We packed up for our trip home, and I prepared myself for crude remarks and rude glances. I had to fly through Miami on my way to Los Angeles for work. What I found surprised me. People in the Miami airport know me since I live in the city, and they said things like “Stay strong, girl!” In LA, the photographers were waiting, but not to attack: They actually high-fived me. “We’re on Team Gab,” they said. They said the hacking was wrong. When the paparazzi tell you something is bad, you know it’s really bad. Dwyane and I also had to explain the scandal to the boys, two of whom are in their teens. We told them the photos were private pictures between the two of us, photos we had deleted, and that criminals had found them anyway.

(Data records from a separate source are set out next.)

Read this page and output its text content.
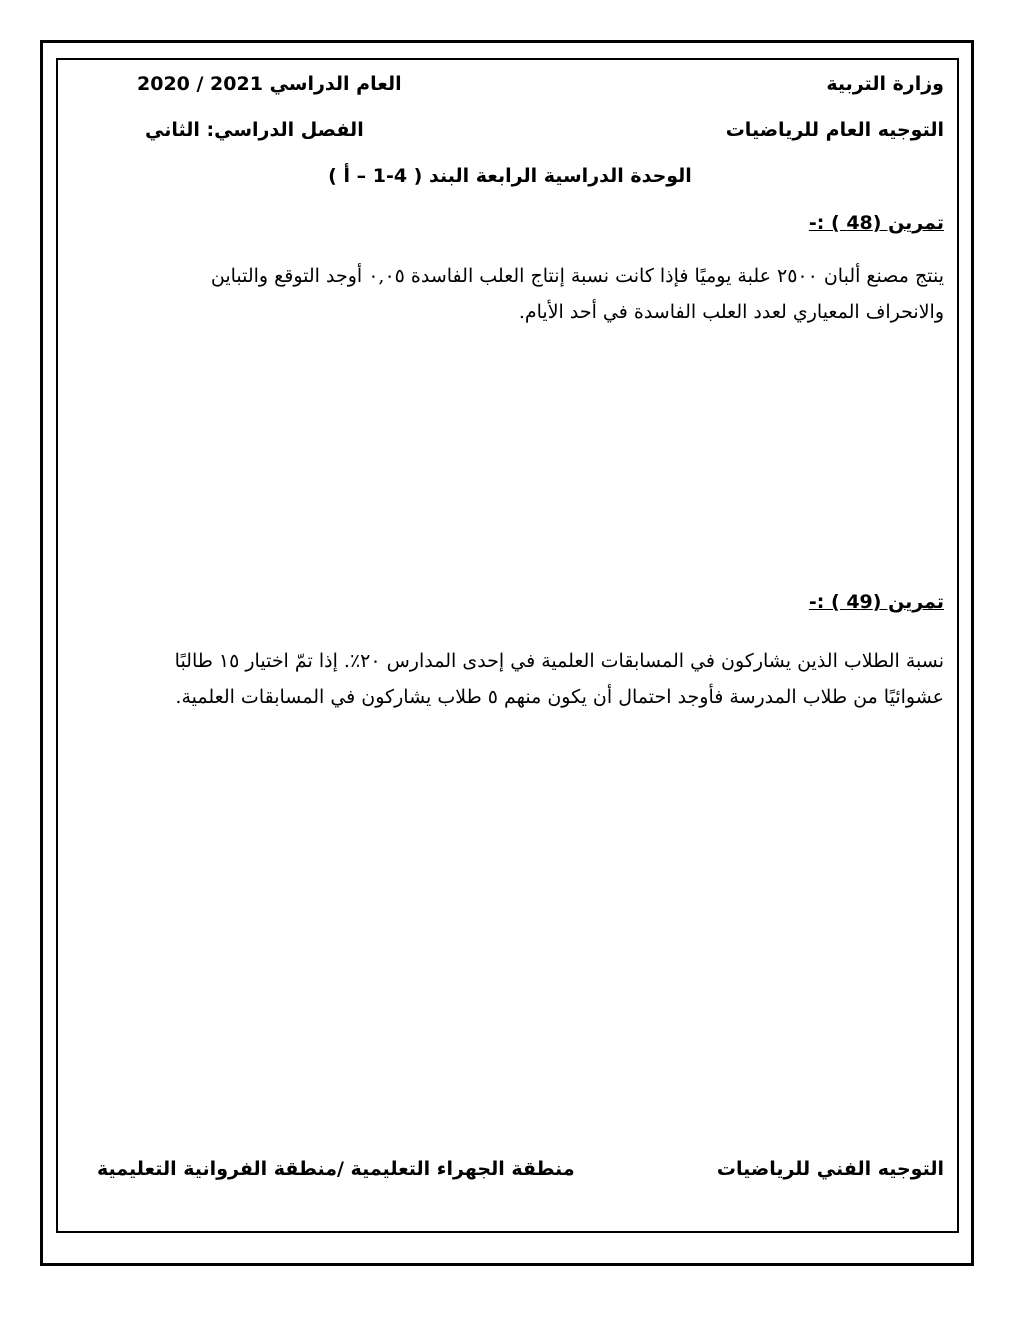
وزارة التربية
العام الدراسي 2020 / 2021
التوجيه العام للرياضيات
الفصل الدراسي: الثاني
الوحدة الدراسية الرابعة البند ( 4-1 – أ )
تمرين (48 ) :-
ينتج مصنع ألبان ٢٥٠٠ علبة يوميًا فإذا كانت نسبة إنتاج العلب الفاسدة ٠,٠٥ أوجد التوقع والتباين
والانحراف المعياري لعدد العلب الفاسدة في أحد الأيام.
تمرين (49 ) :-
نسبة الطلاب الذين يشاركون في المسابقات العلمية في إحدى المدارس ٢٠٪. إذا تمّ اختيار ١٥ طالبًا
عشوائيًا من طلاب المدرسة فأوجد احتمال أن يكون منهم ٥ طلاب يشاركون في المسابقات العلمية.
التوجيه الفني للرياضيات
منطقة الجهراء التعليمية /منطقة الفروانية التعليمية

My lawyers started sending “cease and desist” letters to sites that were running the stolen photos. Legal bills began rolling in. Every time the lawyers managed to remove photos from one site, the shots popped up on another. People simply take screen grabs and pass them around. It’s an insane battle. I also started working with the authorities to try to find the culprits. We still don’t know how more than 100 women were hacked in this crime. There are a lot of theories. But I do know that you should change your passwords often, make them complex and varied, and sign up for two-step verification on your accounts.
Apple has said the celebrity accounts were compromised by a targeted attack on user names, passwords, and security questions, and that iCloud was not to blame. I’m not so sure about that. I want to know more. I also want to know: Where are all the women’s groups, the feminists, demanding justice in this case? The silence is deafening. Any time you lose control over your body, it’s a violation and a crime. In addition, some of the stolen photos reportedly depict women when they were underage — that’s child pornography. I hope people think about all these things when they consider clicking on these private images.
I am adjusting to my new reality. Everything feels tainted. On Instagram, people tell me they’ve seen me naked. Walking into my favorite pizza place, I wonder who has seen the photos and what they are thinking. It’s part of daily life now. Some people have told me, “On the bright side, you look amazing in the photos.” I know they mean well, but this is a criminal act, a gross violation. It reminds me of the time someone asked me if my rapist was “cute.” That kind of misguided thinking lessens the severity of the crime and the horror of the experience.
Here’s the way I choose to look at it: Bad things happen to people every day. It’s what we do with them that counts. If someone betrays your trust, such as a former boyfriend who posts photos of you online, you might feel like you’re alone on an island. You’re not. Talk to people who care for you. Just keep going. Whatever your dreams were before, they still remain. You might feel like nothing will ever be the same. And that’s true — nothing will be the same. Take that and change things.